AbstractBackgroundImproved Phase 2 study designs may increase success rates in late stage AD trials. Varoglutamstat (PQ912) is an oral small molecule glutaminyl cyclase inhibitor designed to address several key disease mechanisms. A Phase 2A study (NCT02389413) of 120 early AD patients treated for 12 weeks provided preliminary evidence of safety and tolerability, and effects on working memory, CSF biomarkers, and synaptic function (EEG theta‐power).ObjectiveTo design a well‐powered, safe, and efficient study of varoglutamstat in early AD incorporating adaptive dose selection in Phase 2A, a futility analysis testing pharmacological, biological and cognitive criteria, and a seamless transition to a larger Phase 2B study investigating longer‐term efficacy and safety.MethodsAn efficient and safe selection rule across 3 descending doses (600mg, 300mg, 150 mg BID) was established using a continuously monitored Pocock safety boundary targeting a set of treatment emergent AE’s of interest.
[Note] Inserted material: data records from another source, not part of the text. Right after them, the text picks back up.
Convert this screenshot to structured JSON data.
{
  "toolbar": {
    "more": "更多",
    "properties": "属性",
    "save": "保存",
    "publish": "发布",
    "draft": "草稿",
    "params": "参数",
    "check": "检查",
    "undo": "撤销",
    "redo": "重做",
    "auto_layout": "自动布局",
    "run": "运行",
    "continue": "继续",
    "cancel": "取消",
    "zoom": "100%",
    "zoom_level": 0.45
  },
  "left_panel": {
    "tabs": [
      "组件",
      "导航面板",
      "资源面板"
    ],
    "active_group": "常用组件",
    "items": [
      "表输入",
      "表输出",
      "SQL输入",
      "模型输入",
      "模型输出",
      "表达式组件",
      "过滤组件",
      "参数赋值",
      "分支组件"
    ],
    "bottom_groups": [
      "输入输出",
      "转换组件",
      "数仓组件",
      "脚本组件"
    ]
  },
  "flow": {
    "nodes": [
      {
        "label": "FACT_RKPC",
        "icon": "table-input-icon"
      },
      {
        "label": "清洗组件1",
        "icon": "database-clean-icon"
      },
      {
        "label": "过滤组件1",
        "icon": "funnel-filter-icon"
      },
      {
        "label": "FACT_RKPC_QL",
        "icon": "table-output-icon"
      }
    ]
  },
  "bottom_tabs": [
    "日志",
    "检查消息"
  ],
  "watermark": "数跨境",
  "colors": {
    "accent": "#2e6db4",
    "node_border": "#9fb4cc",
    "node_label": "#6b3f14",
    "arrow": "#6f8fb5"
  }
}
Well‐powered stage‐gate criteria at a planned interim futility analysis included thresholds for target occupancy in plasma, and would detect negative effects on a cognitive composite or absence of benefit on EEG theta‐power. The Phase 2B study was powered to detect an effect size of 0.7 points on the Clinical Dementia Rating – Sum of Boxes score at 18 months, an established approvable endpoint.ResultsThe on‐going Phase 2A adaptive dose‐finding trial (NCT03919162) is randomizing 180 subjects with MCI or mild probable AD, initially to 24+ weeks of 600mg varoglutamstat dose or placebo, BID. If the safety boundary is hit, the dose will be discontinued and all subjects titrated down, with similar sequential testing of lower doses as needed. The interim futility analysis will occur when the first 180 randomized subjects have been on study for at least 24 weeks. If this stage‐gate is passed, Phase 2B will enroll 234 additional patients to achieve 414 total patients treated for 72 weeks at full dose of varoglutamstat or placebo.ConclusionThis novel study design enables adaptive dose selection, an early interim futility analysis, and longer‐term determination of cognitive and functional efficacy, and should support robust proof‐of‐concept for varoglutamstat using a total sample of 414 subjects treated for 72 weeks.